Net lending edged up from #235m in January to #277m in February,
disappointing City expectations of around #300m.
Net lending by finance houses increased from #255m to #283m, but there
was no change in the amount outstanding on bank credit cards and a
repayment of #6m to building societies.
In the latest three months net lending of #937m was 13% lower than in
the previous three months, causing some economists and statisticians to
suggest that the figures indicated a slowdown in consumer confidence
ahead of this month's tax increases.
A more significant statistic may be that net lending in the latest
three months was 180% higher than in the same three months a year ago.
Bank of America's Jeremy Hawkins sought to get round the
contradictions in the figures by saying: ''Nothing in the data indicates
the sort of decline in consumer confidence that could jeopardise
recovery prospects, but current lending levels are low enough to favour
another cut in interest rates.''
It is doubtful, however, if the monetary authorities at the Treasury
and the Bank of England would see it that way, certainly not without
other strong supporting evidence.
Another cut in interest rates is much more likely to be triggered by
good news on the inflation front.
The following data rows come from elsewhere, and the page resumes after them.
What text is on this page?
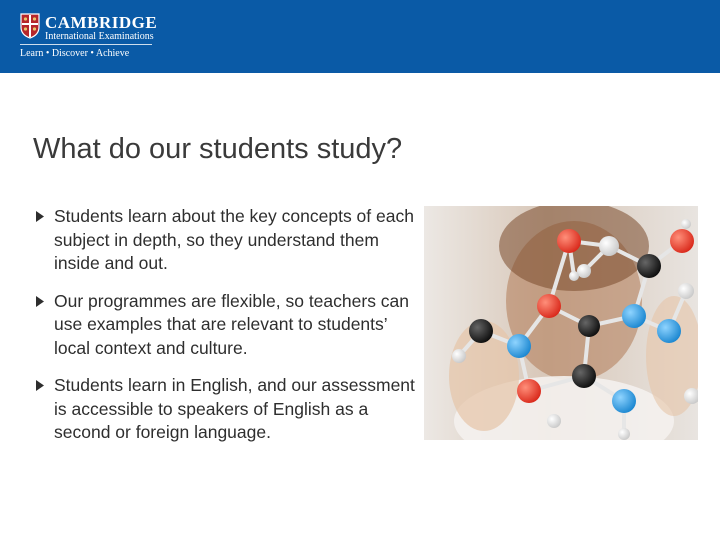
CAMBRIDGE
International Examinations
Learn • Discover • Achieve
What do our students study?
Students learn about the key concepts of each subject in depth, so they understand them inside and out.
Our programmes are flexible, so teachers can use examples that are relevant to students’ local context and culture.
Students learn in English, and our assessment is accessible to speakers of English as a second or foreign language.
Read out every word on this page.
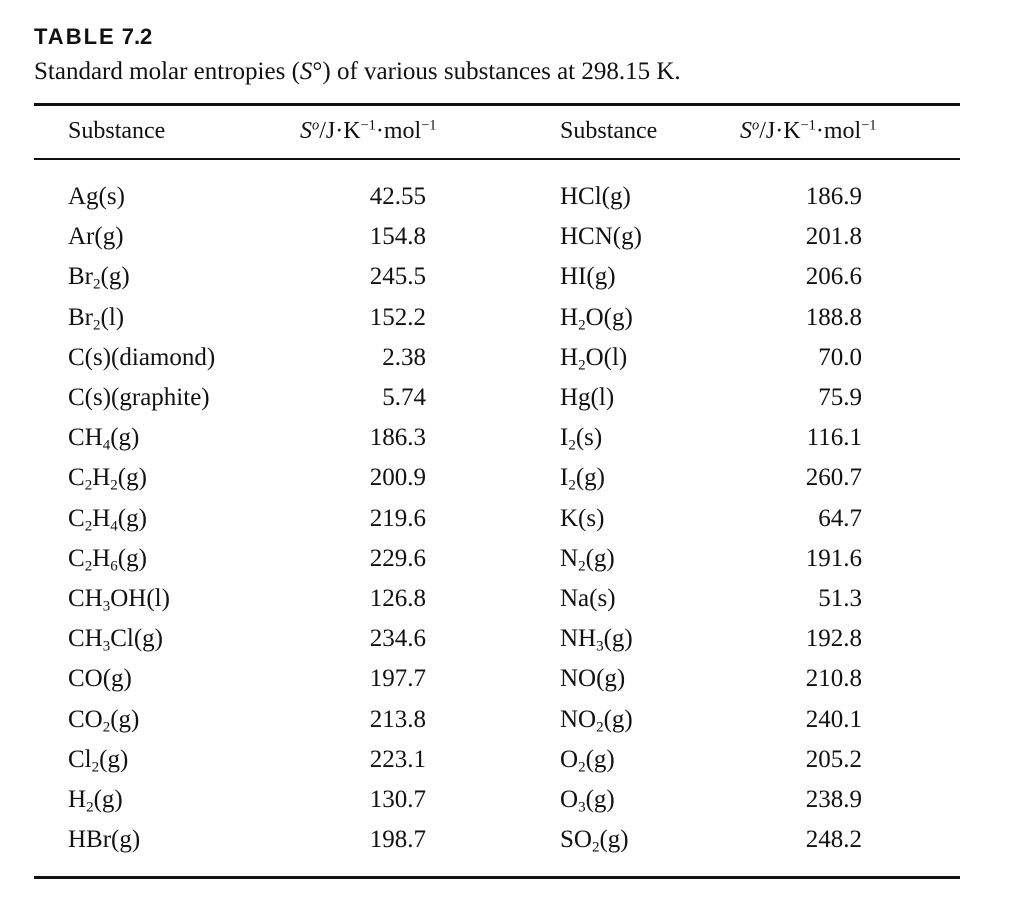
TABLE 7.2
Standard molar entropies (S°) of various substances at 298.15 K.
Substance	$S^o/J\cdot K^{-1}\cdot mol^{-1}$	Substance	$S^o/J\cdot K^{-1}\cdot mol^{-1}$
Ag(s)	42.55	HCl(g)	186.9
Ar(g)	154.8	HCN(g)	201.8
$Br_2(g)$	245.5	HI(g)	206.6
$Br_2(l)$	152.2	$H_2O(g)$	188.8
C(s)(diamond)	2.38	$H_2O(l)$	70.0
C(s)(graphite)	5.74	Hg(l)	75.9
$CH_4(g)$	186.3	$I_2(s)$	116.1
$C_2H_2(g)$	200.9	$I_2(g)$	260.7
$C_2H_4(g)$	219.6	K(s)	64.7
$C_2H_6(g)$	229.6	$N_2(g)$	191.6
$CH_3OH(l)$	126.8	Na(s)	51.3
$CH_3Cl(g)$	234.6	$NH_3(g)$	192.8
CO(g)	197.7	NO(g)	210.8
$CO_2(g)$	213.8	$NO_2(g)$	240.1
$Cl_2(g)$	223.1	$O_2(g)$	205.2
$H_2(g)$	130.7	$O_3(g)$	238.9
HBr(g)	198.7	$SO_2(g)$	248.2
Economists at City stockbroker James
Capel are expecting some improvement in the inflation profile on Friday
when the headline rate is forecast to drop from 2.4% in February to 2.3%
in March and the underlying rate, which excludes mortgage interest
payments, from 2.8% to 2.4%.
Meanwhile there could be a further easing in German interest rates
this week when the Bundesbank council meets on Thursday after its Easter
break. Market talk in Frankfurt is that the Lombard rate will be cut
from 6.75% to 6.25% and there is some speculation that the more
important discount rate could also be reduced from its present 5.25%.